Not real sorcery, but that two-hour glide into a sparkly universe where physics bends, morality is simple and the performers genuinely seem to be having a blast.

Eisenberg remains the franchise's unexpected anchor. His Atlas is still a blend of arrogance and razor-quick cleverness, and he manages to deliver lines about "needing magic in troubled times" with enough straight-faced commitment to keep the film from floating away entirely. 

Harrelson, as ever, is a trickster delight, though the script gives him fewer standout gags this time. Fisher, returning after sitting out the second film, slides back into the ensemble with ease, while Franco continues to make Jack the most effortlessly appealing of the group.

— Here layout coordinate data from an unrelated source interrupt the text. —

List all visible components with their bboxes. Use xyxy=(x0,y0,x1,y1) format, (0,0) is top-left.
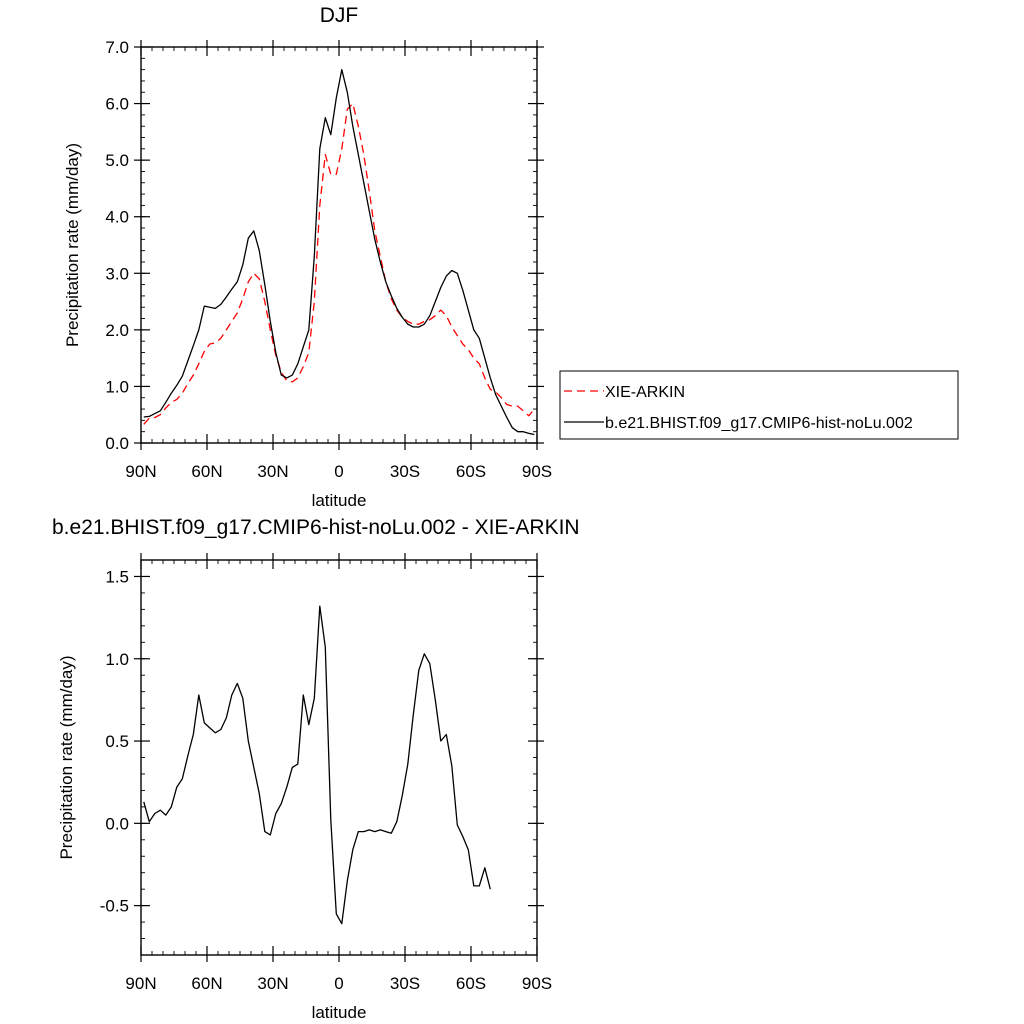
bottom-panel-difference: b.e21.BHIST.f09_g17.CMIP6-hist-noLu.002 … xyxy=(52,516,580,1022)
series-line-xie-arkin xyxy=(143,102,535,425)
legend-label: XIE-ARKIN xyxy=(605,384,685,401)
x-tick-label: 0 xyxy=(334,974,343,993)
chart-title: b.e21.BHIST.f09_g17.CMIP6-hist-noLu.002 … xyxy=(52,516,580,539)
x-tick-label: 60S xyxy=(456,462,486,481)
y-tick-label: 1.5 xyxy=(105,567,129,586)
x-tick-label: 30S xyxy=(390,974,420,993)
y-tick-label: 6.0 xyxy=(105,95,129,114)
y-tick-label: 1.0 xyxy=(105,650,129,669)
x-tick-label: 90S xyxy=(522,462,552,481)
chart-title: DJF xyxy=(320,4,359,27)
series-line-difference xyxy=(143,605,491,925)
legend: XIE-ARKIN b.e21.BHIST.f09_g17.CMIP6-hist-… xyxy=(559,370,959,440)
y-tick-label: 4.0 xyxy=(105,208,129,227)
y-tick-label: 3.0 xyxy=(105,264,129,283)
x-axis-label: latitude xyxy=(312,1003,367,1022)
x-tick-label: 60N xyxy=(191,462,222,481)
plot-frame xyxy=(140,559,538,956)
top-panel-djf: DJF 0.0 1.0 2.0 3.0 4.0 5.0 6.0 7.0 90N 60N 30N 0 30S… xyxy=(63,4,552,510)
x-tick-label: 90N xyxy=(125,462,156,481)
y-tick-label: 2.0 xyxy=(105,321,129,340)
x-tick-label: 90N xyxy=(125,974,156,993)
y-tick-label: 0.0 xyxy=(105,814,129,833)
x-axis-label: latitude xyxy=(312,491,367,510)
x-tick-label: 90S xyxy=(522,974,552,993)
plot-frame xyxy=(140,46,538,444)
y-tick-label: 0.5 xyxy=(105,732,129,751)
series-line-b-e21-bhist-f09-g17-cmip6-hist-nolu-002 xyxy=(143,68,535,436)
y-tick-label: 1.0 xyxy=(105,377,129,396)
x-tick-label: 30S xyxy=(390,462,420,481)
x-tick-label: 30N xyxy=(257,974,288,993)
x-tick-label: 60S xyxy=(456,974,486,993)
x-tick-label: 0 xyxy=(334,462,343,481)
y-tick-label: 7.0 xyxy=(105,38,129,57)
y-tick-label: 0.0 xyxy=(105,434,129,453)
y-axis-label: Precipitation rate (mm/day) xyxy=(63,143,82,347)
y-tick-label: -0.5 xyxy=(100,897,129,916)
x-tick-label: 60N xyxy=(191,974,222,993)
y-tick-label: 5.0 xyxy=(105,151,129,170)
legend-label: b.e21.BHIST.f09_g17.CMIP6-hist-noLu.002 xyxy=(605,415,913,432)
legend-box xyxy=(559,370,959,440)
y-axis-label: Precipitation rate (mm/day) xyxy=(57,655,76,859)
x-tick-label: 30N xyxy=(257,462,288,481)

The film also sprinkles in familiar figures: Lizzy Caplan's Lula bursts in with crackling comic timing, while Morgan Freeman's Thaddeus appears like a benevolent wizard dispensing cryptic counsel. And yes, the teased end-credits cameo—clearly intended to tee up a fourth outing—is likely to please long-term fans.

What the film lacks in narrative rigour, it partially compensates for with inventiveness in its set-pieces. The French castle escape, with its Ames room distortions and Escher-esque "Relativist" staircases, is a highlight—an exuberant blend of optical illusion and digital trickery that comes closest to capturing the wonder the franchise chases. 

Similarly, a globe-hopping mid-film montage whisks the Horsemen from France to Abu Dhabi in glittering, whiplash-quick sequences that prioritise spectacle over logic but deliver unambiguous fun.

Ultimately, 'Now You See Me: Now You Don't' is exactly what it sets out to be: unpretentious entertainment with a mischievous grin. It neither deepens the mythology nor reinvents the formula. Instead, it offers a buoyant, contemporary update—aware of its own frivolity, delighted to embrace it, and eager to give audiences the cinematic equivalent of watching a skilled performer pull off a trick you know is impossible but enjoy anyway.

It may vanish from memory the moment the lights come up, but perhaps that's the point. Not every illusion needs to last. Sometimes it's enough simply to be dazzled for a while—and this threequel, for all its flaws, delivers that sparkle with a flourish.